Welcome to Fermionic.jl

Fermionic is a Julia toolkit for implementing fermionic simulations and exploring its quantum information properties.

Everything relating to fermions can be expressed in terms of annihilation and creation operators. This package numerically constructs fermionic operators and can therefore be used for building any fermionic operator and state. It also defines the main Quantum Gates.

The corresponding fermionic operators can be constructed both in the full Fock space or in the fixed particle number subspace, which is far more efficient and the secret weapon of this library. Then you can define states in the corresponding base and calculate several properties.

Many interesting quantities can be obtained from states in Fermionic, such as one body matrices entropy, partially traced systems, m-bodies density matrices, one body entropies, majorization relations, average particle number and more.

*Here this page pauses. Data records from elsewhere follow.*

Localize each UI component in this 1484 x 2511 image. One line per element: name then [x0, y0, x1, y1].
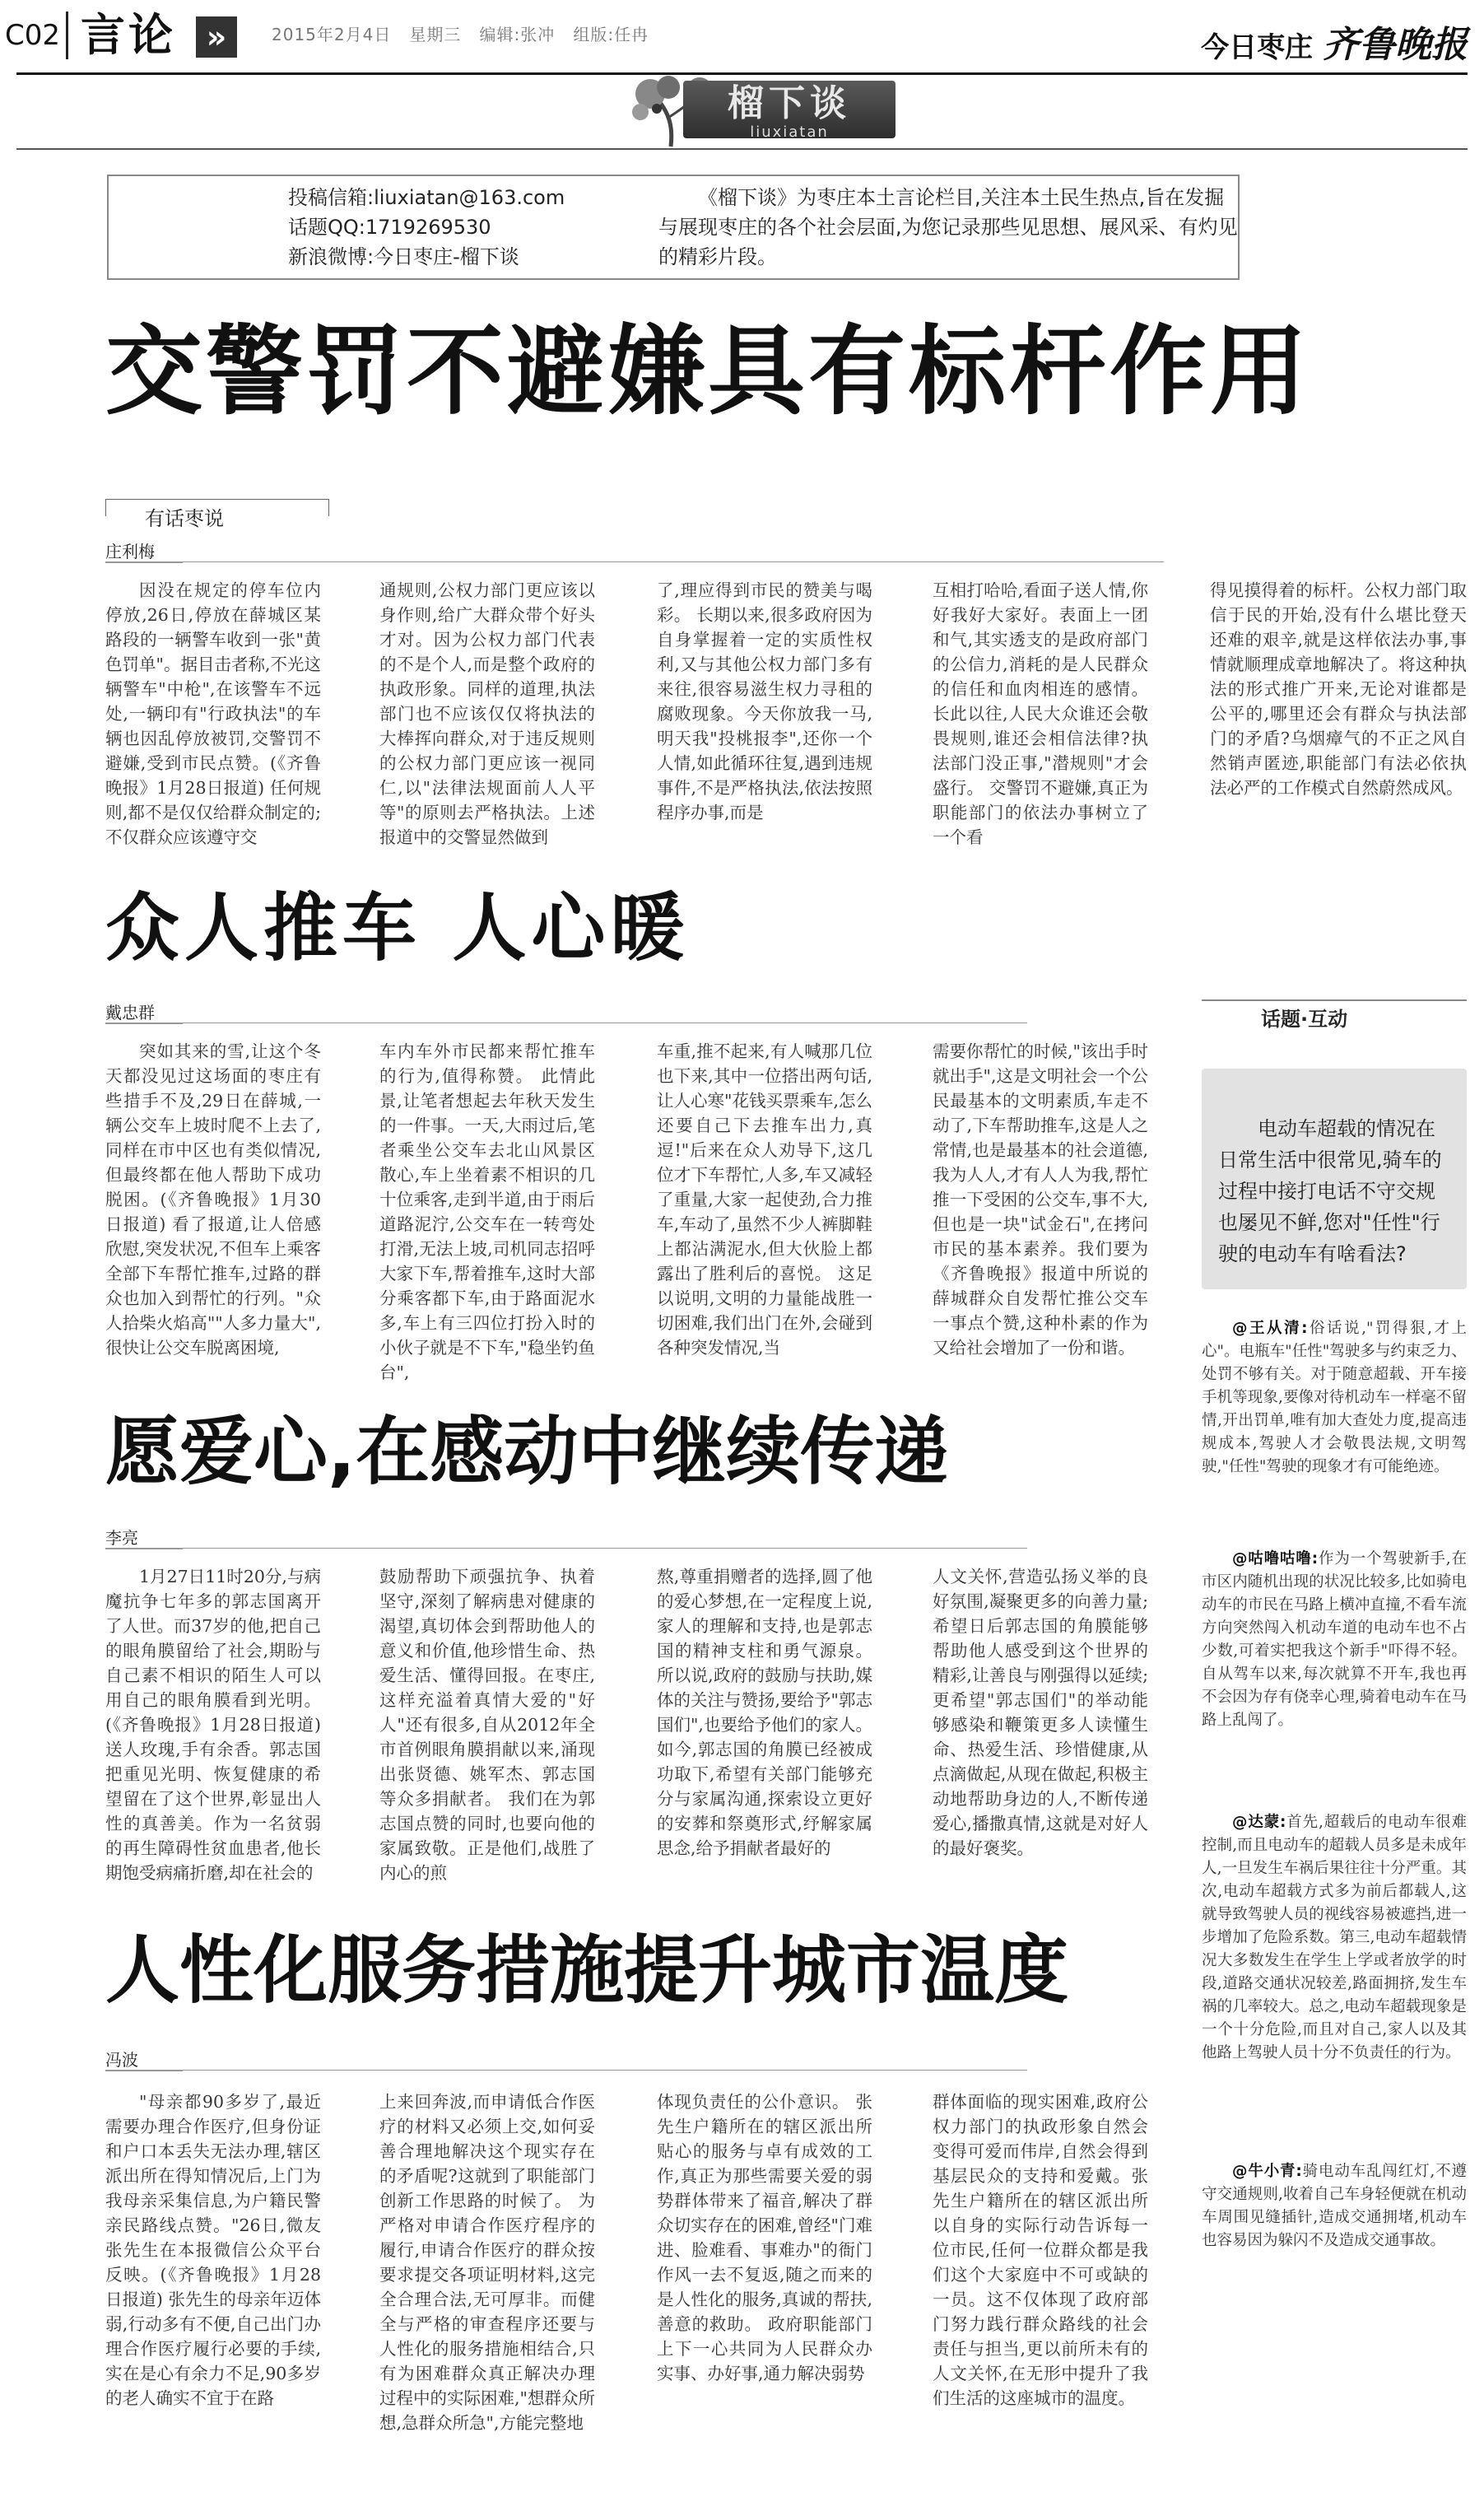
article1-col5: 得见摸得着的标杆。公权力部门取信于民的开始,没有什么堪比登天还难的艰辛,就是这样依法办事,事情就顺理成章地解决了。将这种执法的形式推广开来,无论对谁都是公平的,哪里还会有群众与执法部门的矛盾?乌烟瘴气的不正之风自然销声匿迹,职能部门有法必依执法必严的工作模式自然蔚然成风。: [1210, 580, 1467, 798]
comment-user: @达蒙:: [1232, 1814, 1286, 1831]
article1-col4: 互相打哈哈,看面子送人情,你好我好大家好。表面上一团和气,其实透支的是政府部门的公信力,消耗的是人民群众的信任和血肉相连的感情。长此以往,人民大众谁还会敬畏规则,谁还会相信法律?执法部门没正事,"潜规则"才会盛行。 交警罚不避嫌,真正为职能部门的依法办事树立了一个看: [933, 580, 1148, 847]
sidebar-title: 话题·互动: [1261, 1008, 1348, 1031]
sidebar-comment: [1202, 1811, 1467, 2149]
comment-user: @咕噜咕噜:: [1232, 1550, 1319, 1568]
banner-title: 榴下谈: [728, 82, 851, 124]
section-title: 言论: [81, 9, 176, 61]
comment-text: 俗话说,"罚得狠,才上心"。电瓶车"任性"驾驶多与约束乏力、处罚不够有关。对于随意超载、开车接手机等现象,要像对待机动车一样毫不留情,开出罚单,唯有加大查处力度,提高违规成本,驾驶人才会敬畏法规,文明驾驶,"任性"驾驶的现象才有可能绝迹。: [1202, 1320, 1467, 1475]
article1-col3: 了,理应得到市民的赞美与喝彩。 长期以来,很多政府因为自身掌握着一定的实质性权利,又与其他公权力部门多有来往,很容易滋生权力寻租的腐败现象。今天你放我一马,明天我"投桃报李",还你一个人情,如此循环往复,遇到违规事件,不是严格执法,依法按照程序办事,而是: [657, 580, 872, 822]
page-number: C02: [5, 19, 61, 52]
article2-col3: 车重,推不起来,有人喊那几位也下来,其中一位搭出两句话,让人心寒"花钱买票乘车,怎么还要自己下去推车出力,真逗!"后来在众人劝导下,这几位才下车帮忙,人多,车又减轻了重量,大家一起使劲,合力推车,车动了,虽然不少人裤脚鞋上都沾满泥水,但大伙脸上都露出了胜利后的喜悦。 这足以说明,文明的力量能战胜一切困难,我们出门在外,会碰到各种突发情况,当: [657, 1041, 872, 1358]
article3-col2: 鼓励帮助下顽强抗争、执着坚守,深刻了解病患对健康的渴望,真切体会到帮助他人的意义和价值,他珍惜生命、热爱生活、懂得回报。在枣庄,这样充溢着真情大爱的"好人"还有很多,自从2012年全市首例眼角膜捐献以来,涌现出张贤德、姚军杰、郭志国等众多捐献者。 我们在为郭志国点赞的同时,也要向他的家属致敬。正是他们,战胜了内心的煎: [379, 1567, 595, 1883]
paper-name: 齐鲁晚报: [1323, 24, 1468, 66]
column-banner: [626, 76, 947, 147]
article4-col2: 上来回奔波,而申请低合作医疗的材料又必须上交,如何妥善合理地解决这个现实存在的矛盾呢?这就到了职能部门创新工作思路的时候了。 为严格对申请合作医疗程序的履行,申请合作医疗的群众按要求提交各项证明材料,这完全合理合法,无可厚非。而健全与严格的审查程序还要与人性化的服务措施相结合,只有为困难群众真正解决办理过程中的实际困难,"想群众所想,急群众所急",方能完整地: [379, 2092, 595, 2433]
issue-layout: 组版:任冉: [573, 25, 649, 44]
comment-user: @王从清:: [1232, 1320, 1308, 1337]
comment-user: @牛小青:: [1232, 2163, 1302, 2180]
article3-col1: 1月27日11时20分,与病魔抗争七年多的郭志国离开了人世。而37岁的他,把自己的眼角膜留给了社会,期盼与自己素不相识的陌生人可以用自己的眼角膜看到光明。(《齐鲁晚报》1月28日报道) 送人玫瑰,手有余香。郭志国把重见光明、恢复健康的希望留在了这个世界,彰显出人性的真善美。作为一名贫弱的再生障碍性贫血患者,他长期饱受病痛折磨,却在社会的: [105, 1567, 321, 1883]
contact-email: 投稿信箱:liuxiatan@163.com: [288, 186, 565, 209]
column-intro: 《榴下谈》为枣庄本土言论栏目,关注本土民生热点,旨在发掘与展现枣庄的各个社会层面,为您记录那些见思想、展风采、有灼见的精彩片段。: [658, 186, 1238, 268]
article1-author: 庄利梅: [105, 542, 155, 561]
column-tag: 有话枣说: [145, 507, 224, 530]
article4-col1: "母亲都90多岁了,最近需要办理合作医疗,但身份证和户口本丢失无法办理,辖区派出所在得知情况后,上门为我母亲采集信息,为户籍民警亲民路线点赞。"26日,微友张先生在本报微信公众平台反映。(《齐鲁晚报》1月28日报道) 张先生的母亲年迈体弱,行动多有不便,自己出门办理合作医疗履行必要的手续,实在是心有余力不足,90多岁的老人确实不宜于在路: [105, 2092, 321, 2408]
article1-col1: 因没在规定的停车位内停放,26日,停放在薛城区某路段的一辆警车收到一张"黄色罚单"。据目击者称,不光这辆警车"中枪",在该警车不远处,一辆印有"行政执法"的车辆也因乱停放被罚,交警罚不避嫌,受到市民点赞。(《齐鲁晚报》1月28日报道) 任何规则,都不是仅仅给群众制定的;不仅群众应该遵守交: [105, 580, 321, 847]
issue-meta: [272, 21, 649, 45]
article4-col3: 体现负责任的公仆意识。 张先生户籍所在的辖区派出所贴心的服务与卓有成效的工作,真正为那些需要关爱的弱势群体带来了福音,解决了群众切实存在的困难,曾经"门难进、脸难看、事难办"的衙门作风一去不复返,随之而来的是人性化的服务,真诚的帮扶,善意的救助。 政府职能部门上下一心共同为人民群众办实事、办好事,通力解决弱势: [657, 2092, 872, 2383]
sidebar-comment: [1202, 1548, 1467, 1795]
comment-text: 作为一个驾驶新手,在市区内随机出现的状况比较多,比如骑电动车的市民在马路上横冲直撞,不看车流方向突然闯入机动车道的电动车也不占少数,可着实把我这个新手"吓得不轻。自从驾车以来,每次就算不开车,我也再不会因为存有侥幸心理,骑着电动车在马路上乱闯了。: [1202, 1550, 1467, 1729]
sidebar-rule: [1202, 999, 1467, 1001]
comment-text: 骑电动车乱闯红灯,不遵守交通规则,收着自己车身轻便就在机动车周围见缝插针,造成交通拥堵,机动车也容易因为躲闪不及造成交通事故。: [1202, 2163, 1467, 2249]
article3-col4: 人文关怀,营造弘扬义举的良好氛围,凝聚更多的向善力量;希望日后郭志国的角膜能够帮助他人感受到这个世界的精彩,让善良与刚强得以延续;更希望"郭志国们"的举动能够感染和鞭策更多人读懂生命、热爱生活、珍惜健康,从点滴做起,从现在做起,积极主动地帮助身边的人,不断传递爱心,播撒真情,这就是对好人的最好褒奖。: [933, 1567, 1148, 1858]
article1-headline: 交警罚不避嫌具有标杆作用: [105, 314, 1311, 428]
article3-col3: 熬,尊重捐赠者的选择,圆了他的爱心梦想,在一定程度上说,家人的理解和支持,也是郭志国的精神支柱和勇气源泉。所以说,政府的鼓励与扶助,媒体的关注与赞扬,要给予"郭志国们",也要给予他们的家人。 如今,郭志国的角膜已经被成功取下,希望有关部门能够充分与家属沟通,探索设立更好的安葬和祭奠形式,纾解家属思念,给予捐献者最好的: [657, 1567, 872, 1858]
header-divider: [66, 12, 68, 59]
sidebar-question: 电动车超载的情况在日常生活中很常见,骑车的过程中接打电话不守交规也屡见不鲜,您对"任性"行驶的电动车有啥看法?: [1218, 1117, 1442, 1265]
article4-headline: 人性化服务措施提升城市温度: [105, 1927, 1068, 2014]
issue-editor: 编辑:张冲: [479, 25, 556, 44]
article4-author: 冯波: [105, 2050, 138, 2070]
article1-rule: [105, 561, 1164, 562]
sidebar-comment: [1202, 2160, 1467, 2284]
article4-rule: [105, 2070, 1027, 2071]
issue-date: 2015年2月4日: [272, 25, 392, 44]
article2-col4: 需要你帮忙的时候,"该出手时就出手",这是文明社会一个公民最基本的文明素质,车走不动了,下车帮助推车,这是人之常情,也是最基本的社会道德,我为人人,才有人人为我,帮忙推一下受困的公交车,事不大,但也是一块"试金石",在拷问市民的基本素养。我们要为《齐鲁晚报》报道中所说的薛城群众自发帮忙推公交车一事点个赞,这种朴素的作为又给社会增加了一份和谐。: [933, 1041, 1148, 1358]
article3-rule: [105, 1548, 1027, 1549]
contact-info: [288, 183, 565, 272]
issue-weekday: 星期三: [409, 25, 462, 44]
article2-col2: 车内车外市民都来帮忙推车的行为,值得称赞。 此情此景,让笔者想起去年秋天发生的一件事。一天,大雨过后,笔者乘坐公交车去北山风景区散心,车上坐着素不相识的几十位乘客,走到半道,由于雨后道路泥泞,公交车在一转弯处打滑,无法上坡,司机同志招呼大家下车,帮着推车,这时大部分乘客都下车,由于路面泥水多,车上有三四位打扮入时的小伙子就是不下车,"稳坐钓鱼台",: [379, 1041, 595, 1382]
header-rule: [16, 72, 1468, 75]
section-arrow-icon: »: [196, 16, 237, 58]
article3-author: 李亮: [105, 1528, 138, 1548]
article2-col1: 突如其来的雪,让这个冬天都没见过这场面的枣庄有些措手不及,29日在薛城,一辆公交车上坡时爬不上去了,同样在市中区也有类似情况,但最终都在他人帮助下成功脱困。(《齐鲁晚报》1月30日报道) 看了报道,让人倍感欣慰,突发状况,不但车上乘客全部下车帮忙推车,过路的群众也加入到帮忙的行列。"众人拾柴火焰高""人多力量大",很快让公交车脱离困境,: [105, 1041, 321, 1358]
banner-rule: [16, 148, 1468, 150]
article2-headline: 众人推车 人心暖: [105, 885, 690, 971]
article3-headline: 愿爱心,在感动中继续传递: [105, 1409, 949, 1495]
banner-pinyin: liuxiatan: [750, 123, 829, 141]
contact-qq: 话题QQ:1719269530: [288, 216, 491, 239]
article4-col4: 群体面临的现实困难,政府公权力部门的执政形象自然会变得可爱而伟岸,自然会得到基层民众的支持和爱戴。张先生户籍所在的辖区派出所以自身的实际行动告诉每一位市民,任何一位群众都是我们这个大家庭中不可或缺的一员。这不仅体现了政府部门努力践行群众路线的社会责任与担当,更以前所未有的人文关怀,在无形中提升了我们生活的这座城市的温度。: [933, 2092, 1148, 2408]
newspaper-masthead: [1201, 15, 1468, 68]
paper-city: 今日枣庄: [1201, 31, 1314, 64]
article2-author: 戴忠群: [105, 1003, 155, 1023]
sidebar-comment: [1202, 1317, 1467, 1531]
contact-weibo: 新浪微博:今日枣庄-榴下谈: [288, 245, 519, 268]
article1-col2: 通规则,公权力部门更应该以身作则,给广大群众带个好头才对。因为公权力部门代表的不是个人,而是整个政府的执政形象。同样的道理,执法部门也不应该仅仅将执法的大棒挥向群众,对于违反规则的公权力部门更应该一视同仁,以"法律法规面前人人平等"的原则去严格执法。上述报道中的交警显然做到: [379, 580, 595, 847]
comment-text: 首先,超载后的电动车很难控制,而且电动车的超载人员多是未成年人,一旦发生车祸后果往往十分严重。其次,电动车超载方式多为前后都载人,这就导致驾驶人员的视线容易被遮挡,进一步增加了危险系数。第三,电动车超载情况大多数发生在学生上学或者放学的时段,道路交通状况较差,路面拥挤,发生车祸的几率较大。总之,电动车超载现象是一个十分危险,而且对自己,家人以及其他路上驾驶人员十分不负责任的行为。: [1202, 1814, 1467, 2061]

You can also apply any unitary operation with this package and use some of the most common logical gates (Pauli matrices, phase shift, Hadamard, Ucnot, SWAP) to perform fermionic quantum computation.

Installation

For installing this package, you must first access the pkg REPL (by typing ']' in your command line) and then execute

add Fermionic

The pkg manager will automatically download the package. Then you can initialize it by typing

using Fermionic

Alternatively, you can install the package from an editor/Jupyter notebook by typing

import Pkg

Pkg.add("Fermionic")

using Fermionic

Getting started

For instructions on how to use this package, you can read the tutorials located in the folder 'examples'. For a quick preview, check out the following snippet for a simple example of Fermionic in action:

using Fermionic

# We initialize the fermionic operators in dimension d
d = 4
o = Op(d)

# We build the state by applying creation operators on the vacuum
vac = vacuum(o)
st = ad(o,1)*ad(o,2)*ad(o,3)*vac

Output

16-element SparseArrays.SparseVector{Float64,Int64} with 1 stored entry:
  [15]  =  1.0

as we are working on the Fock Space, were

Matrix(basis(o))[15,:]

is equal to

4-element Array{Float64,1}:
 1.0
 1.0
 1.0
 0.0

A more interesting exaple: Simulating a superconductor in the fixed particle subspace.

using Fermionic

#=
We will construct the superconducting Hamiltonian, obtain its fundamental state and some property
=#

# This system will have 4 levels with a double degeneracy
d = 8
nume = Int(d/2)

o = Op_fixed(d,nume)

# We select the energy of each level and the coupling between them
e0 = 1.0
g = 5.0

epsilon = [e0*(i-d/4-1/2) for i in 1:d/2]
epsilon = sort([epsilon; epsilon])

# The non interacting Hamiltonian
h0 = sum([epsilon[i]*(ada(o,i,i) + ada(o,i+1,i+1)) for i in 1:2:(Int(d)-1)]) 

# The interacting Hamiltonian
hi = sum([sum([if i==j spzeros(binomial(d,nume), binomial(d,nume)) else -(ada(o,j,i+1)*ada(o,j+1,i)) end
                    for i in 1:2:(Int(d)-1)]) for j in 1:2:(Int(d)-1)]) 

# The full Hamiltonian
h = h0 - g*hi

# We compute the fundamental state of the full Hamiltonian
fundamental = eigvecs(Matrix(h))[:,1]

# We normalize the state
fundamental = fundamental/sqrt(fundamental'*fundamental)

# We initialize a state with fundamental
fund = State_fixed(fundamental,o)

# We can now access some properties, for instance the eigenvalues of the one body matrix
eigensp(fund)

Output

8-element Array{Float64,1}:
 0.598475566126938
 0.598475566126938
 0.534545046798091
 0.534545046798091
 0.465454953201909
 0.465454953201909
 0.401524433873062
 0.401524433873062

This can also be done for varying couplings or even symbolically (non fixed g and e), as you can see in 'examples\6. Solving a superconducting system (Example)'.